A 1ª preocupação de quem pretende estudar os Direitos Reais é
distingui-los dos Direitos Obrigacionais, também chamados Direitos Pessoais ou
Direitos de Crédito. As relações jurídicas se desenvolvem entre esses 2 mundos:
o mundo dos Direitos Pessoais e o mundo dos Direitos Reais. E é preciso
distingui-los, porque os respectivos regimes jurídicos são diferentes. Portanto,
diante de uma relação jurídica, uma de nossas primeiras preocupações deve ser
classificá-la, verificar se se trata de um direito pessoal ou se, ao contrário, é
um direito real, para que possamos então saber quais as regras que lhes são
adequadas.
Então, a primeira aula que ocorreu versou sobre as distinções de que
podemos nos servir para classificar uma relação jurídica como obrigacional ou
real.
DIFERENÇAS ENTRE OS DIR. REAIS E OS DIR. OBRIGACIONAIS
Veremos que há várias diferenças:
A 1ª delas, eu até já referir por acaso, diz respeito ao OBJETO da
relação jurídica.
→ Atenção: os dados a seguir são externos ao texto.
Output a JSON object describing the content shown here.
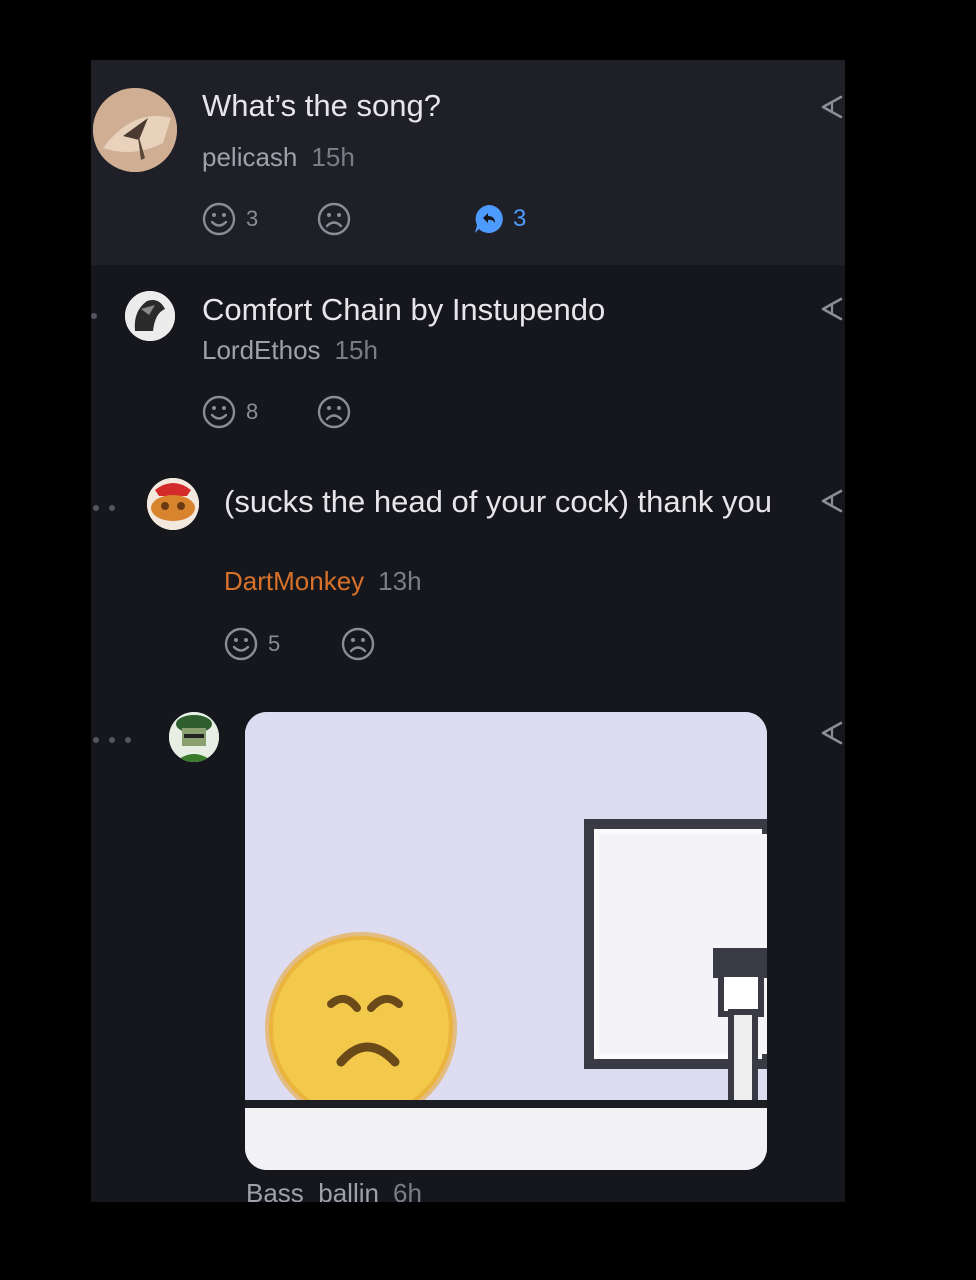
{
  "comments": [
    {
      "text": "What’s the song?",
      "author": "pelicash",
      "time": "15h",
      "likes": "3",
      "replies": "3"
    },
    {
      "text": "Comfort Chain by Instupendo",
      "author": "LordEthos",
      "time": "15h",
      "likes": "8"
    },
    {
      "text": "(sucks the head of your cock) thank you",
      "author": "DartMonkey",
      "time": "13h",
      "likes": "5"
    },
    {
      "author": "Bass_ballin",
      "time": "6h",
      "image_icon": "frowning-emoji-at-computer-meme"
    }
  ],
  "icons": {
    "like": "smile-face-icon",
    "dislike": "frown-face-icon",
    "reply": "reply-bubble-icon",
    "share": "share-icon"
  },
  "colors": {
    "panel": "#16161d",
    "highlight": "#1f1f27",
    "reply_accent": "#4e9bff",
    "author_accent": "#d8722a"
  }
}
Enquanto o direito real tem por objeto sempre e
necessariamente uma coisa, que pode ser móvel ou imóvel; material ou imaterial,
fungível ou infungível; isto é inteiramente irrelevante, mas será sempre uma
coisa o objeto do direito real.
O direito obrigacional tem por objeto uma prestação, e essa prestação
pode, até por coincidência, ser também uma coisa, como ocorre nas obrigações
de dar ou de restituir, essa prestação pode ser um serviço, como ocorre nas
obrigações de fazer; essa prestação pode ser uma abstenção, como acontece nas
obrigações de não fazer; essa prestação pode ser uma soma em dinheiro, como
acontece nas obrigações pecuniárias. Em suma, nos direitos obrigacionais o
objeto é uma prestação, que pode ou não ser uma coisa.
No que se refere aos SUJEITOS, há também uma diferença
significativa.
Nos direitos pessoais (obrigacionais) nós vamos encontrar sempre 2
sujeitos perfeitamente determinados ou, pelo menos, determináveis. O credor
ou os credores, que são aqueles que podem exigir a prestação, têm o direito
subjetivo à prestação e, por isso mesmo, pode compelir o devedor à entregá-la.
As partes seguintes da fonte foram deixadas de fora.